Department of Computer Science Education, Universitas Pendidikan Indonesia, Bandung 40154, Indonesia.
Department of Physics Education, Universitas Pendidikan Indonesia, Bandung 40154, Indonesia.
Sensors (Basel). 2022 Jul 6;22(14):5071. doi: 10.3390/s22145071.
The phenomenon of big data has occurred in many fields of knowledge, one of which is astronomy. One example of a large dataset in astronomy is that of numerically integrated time series asteroid orbital elements from a time span of millions to billions of years. For example, the mean motion resonance (MMR) data of an asteroid are used to find out the duration that the asteroid was in a resonance state with a particular planet. For this reason, this research designs a computational model to obtain the mean motion resonance quickly and effectively by modifying and implementing the Symbolic Aggregate Approximation (SAX) algorithm and the motif discovery random projection algorithm on big data platforms (i.e., Apache Hadoop and Apache Spark). There are five following steps on the model: (i) saving data into the Hadoop Distributed File System (HDFS); (ii) importing files to the Resilient Distributed Datasets (RDD); (iii) preprocessing the data; (iv) calculating the motif discovery by executing the User-Defined Function (UDF) program; and (v) gathering the results from the UDF to the HDFS and the .csv file. The results indicated a very significant reduction in computational time between the use of the standalone method and the use of the big data platform. The proposed computational model obtained an average accuracy of 83%, compared with the SwiftVis software.

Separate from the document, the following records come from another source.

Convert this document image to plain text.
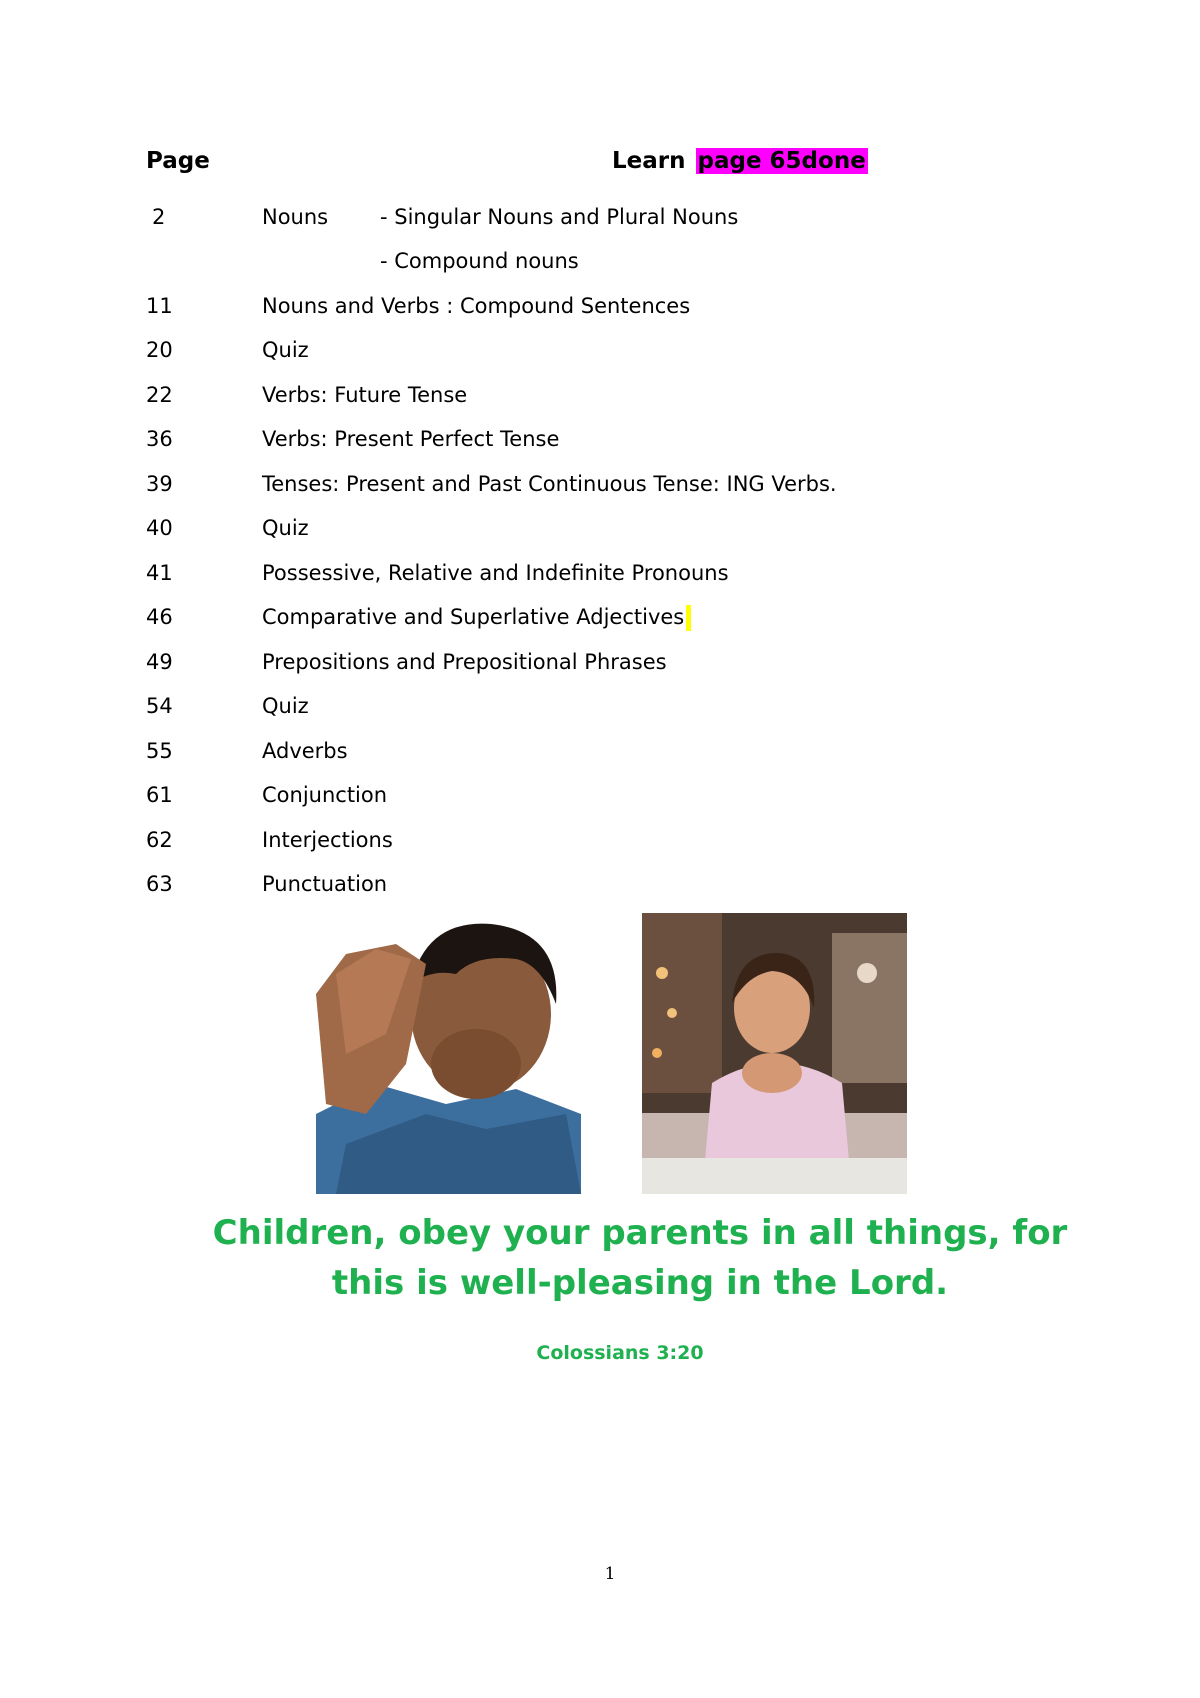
Page	Learn page 65done
2	Nouns - Singular Nouns and Plural Nouns
- Compound nouns
11	Nouns and Verbs : Compound Sentences
20	Quiz
22	Verbs: Future Tense
36	Verbs: Present Perfect Tense
39	Tenses: Present and Past Continuous Tense: ING Verbs.
40	Quiz
41	Possessive, Relative and Indefinite Pronouns
46	Comparative and Superlative Adjectives
49	Prepositions and Prepositional Phrases
54	Quiz
55	Adverbs
61	Conjunction
62	Interjections
63	Punctuation
Children, obey your parents in all things, for
this is well-pleasing in the Lord.
Colossians 3:20
1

大数据现象已经出现在许多知识领域,天文学就是其中之一。天文学中一个大型数据集的例子是数值积分的小行星轨道元素时间序列,时间跨度从数百万年到数十亿年。例如,小行星的平均运动共振(MMR)数据用于找出小行星与特定行星处于共振状态的持续时间。出于这个原因,这项研究设计了一个计算模型,通过修改和在大数据平台(即 Apache Hadoop 和 Apache Spark)上实现符号聚合近似(SAX)算法和主题发现随机投影算法,快速有效地获得平均运动共振。该模型有以下五个步骤:(i)将数据保存到 Hadoop 分布式文件系统(HDFS)中;(ii)将文件导入到弹性分布式数据集(RDD)中;(iii)预处理数据;(iv)通过执行用户定义函数(UDF)程序计算主题发现;以及(v)将 UDF 的结果收集到 HDFS 和.csv 文件中。结果表明,在使用独立方法和大数据平台之间,计算时间有了显著的减少。与 SwiftVis 软件相比,所提出的计算模型的平均准确率达到了 83%。